In 1921, Dr. Davidson Black discovered two molar teeth in a depression near the village of Choukoutien, attached to the Chinese city of Pekin (Beijing). These two teeth were given the name Sinanthropus pekinensis and were suggested to belong to a hominid, or human-like creature. Dr. W.C. Pei found a third tooth in 1927, and several skull fragments and two pieces from the jaw in 1928. Black claimed that these belonged to S. pekinensis and announced that its skull volume was 900 cubic centimeters. Its age was estimated at 500,000 years.
In 1936 three skulls were discovered in the same place by Pei and the American Professor Franz Weidenreich. These skulls, too, were declared to belong to S. pekinensis, and the skull volume was enlarged to 1,200 cubic centimeters. Apart from the two molars, all the materials found as evidence disappeared between 1941 and 1945. All that remains is Weindenreich's plaster models of them.
Of most critical importance to an evaluation of this material is . . . that all of this material except two teeth disappeared sometime during the period 1941-1945, and none of it has ever been recovered. Many stories concerning the disappearance of this material have circulated, the most popular being that it was either lost or seized by the Japanese during an attempt to move it from Peking to a U.S. Marine detachment that was evacuating China. None of these stories has been verified. No living person apparently knows what happened to the material.

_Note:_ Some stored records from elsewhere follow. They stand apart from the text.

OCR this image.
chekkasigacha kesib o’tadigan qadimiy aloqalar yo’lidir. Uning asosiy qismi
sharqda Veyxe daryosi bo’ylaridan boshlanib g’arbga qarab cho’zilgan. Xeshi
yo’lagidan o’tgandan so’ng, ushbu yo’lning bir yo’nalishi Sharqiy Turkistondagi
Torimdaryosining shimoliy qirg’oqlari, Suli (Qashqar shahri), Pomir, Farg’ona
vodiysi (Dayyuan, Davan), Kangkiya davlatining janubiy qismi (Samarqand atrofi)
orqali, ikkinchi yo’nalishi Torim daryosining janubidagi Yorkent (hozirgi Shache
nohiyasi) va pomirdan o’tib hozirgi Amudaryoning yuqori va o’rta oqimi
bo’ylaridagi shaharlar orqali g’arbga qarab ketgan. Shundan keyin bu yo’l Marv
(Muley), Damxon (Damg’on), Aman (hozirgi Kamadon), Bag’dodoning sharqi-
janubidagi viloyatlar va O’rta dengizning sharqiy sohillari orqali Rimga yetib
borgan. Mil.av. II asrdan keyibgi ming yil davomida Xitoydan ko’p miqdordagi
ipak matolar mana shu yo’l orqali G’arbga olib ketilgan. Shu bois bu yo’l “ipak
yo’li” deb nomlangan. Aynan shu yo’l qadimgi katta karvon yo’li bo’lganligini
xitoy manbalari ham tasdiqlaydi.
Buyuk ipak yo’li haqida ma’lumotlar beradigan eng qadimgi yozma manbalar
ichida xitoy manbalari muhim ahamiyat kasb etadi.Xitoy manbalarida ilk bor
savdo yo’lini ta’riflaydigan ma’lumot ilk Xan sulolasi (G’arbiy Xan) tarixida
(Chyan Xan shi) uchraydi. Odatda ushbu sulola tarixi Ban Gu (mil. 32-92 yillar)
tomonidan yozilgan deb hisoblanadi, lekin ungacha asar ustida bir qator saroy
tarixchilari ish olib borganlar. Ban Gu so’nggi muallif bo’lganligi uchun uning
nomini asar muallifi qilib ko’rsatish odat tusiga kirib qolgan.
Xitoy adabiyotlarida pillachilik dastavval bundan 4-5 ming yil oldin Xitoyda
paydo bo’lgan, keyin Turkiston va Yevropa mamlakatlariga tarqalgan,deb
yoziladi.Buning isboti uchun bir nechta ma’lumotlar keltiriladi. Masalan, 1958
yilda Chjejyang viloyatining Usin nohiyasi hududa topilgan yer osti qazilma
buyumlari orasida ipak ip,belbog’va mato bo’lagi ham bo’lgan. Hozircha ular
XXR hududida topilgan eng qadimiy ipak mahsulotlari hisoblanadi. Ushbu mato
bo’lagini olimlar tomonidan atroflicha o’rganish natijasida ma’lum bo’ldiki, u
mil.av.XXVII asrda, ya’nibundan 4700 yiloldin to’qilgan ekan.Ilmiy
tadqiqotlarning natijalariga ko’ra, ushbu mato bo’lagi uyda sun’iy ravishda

As a result, we are totally dependent on models and descriptions of this material left by a few investigators, all of whom were totally committed to the idea that man had evolved from animal ancestors. Even is a scientist is a completely objective as humanly possible, the model of description he fashions on the basis of scanty and incomplete material with reflect to a critical degree what he thinks the evidence ought to show. Furthermore, there is ample evidence that objectivity was seriously lacking in the treatment and evaluation of the material recovered at Choukoutien.
All we have available are the models fashioned by Weidenreich. How reliable are these models? Are they accurate casts of the originals, or do they reflect what Weidenreich thought they should look like? 180
Increasing discoveries in the years that followed, and particularly after the 1990s, made it clear that no such evolutionary process as the tree of descent, proposed by evolutionists, ever took place. In terms of their age, geographical regions and anatomical features, the fossils discovered could not be placed in any evolutionary sequence. Increasingly, therefore, the idea that Peking Man was to the missing link lost support, and evolutionists abandoned hope of having found any missing link.
. . . most of the participants at the Senckenberg conference got drawn into a flaming debate over the taxonomic status of Homo erectus started by Milford Wolpoff of the University of Michigan, Alan Thorne of the University of Canberra and their colleagues. They argued forcefully that Homo erectus had no validity as a species and should be eliminated altogether. (Pat Shipman, “Doubting Dmanisi”, American Scientist, November- December 2000, p. 491)
The latest developments with regard to H. erectus, under which Peking Man is classified, forced the National Geographic's TV channel to make an important admission. The program quoted the physical anthropologist Gary Sawyer of the American Museum of Natural History as saying that Peking Man, in terms of his physical characteristics, was a genuine human being. This retreat once again shows that the scenario of the human line of descent has collapsed. The crystal reality is that humans and apes are life forms created separately by Allah.
180. Gish, D. T., Evolution: The Fossils Say "No," San Diego: Creation-Life Publishers, 1979.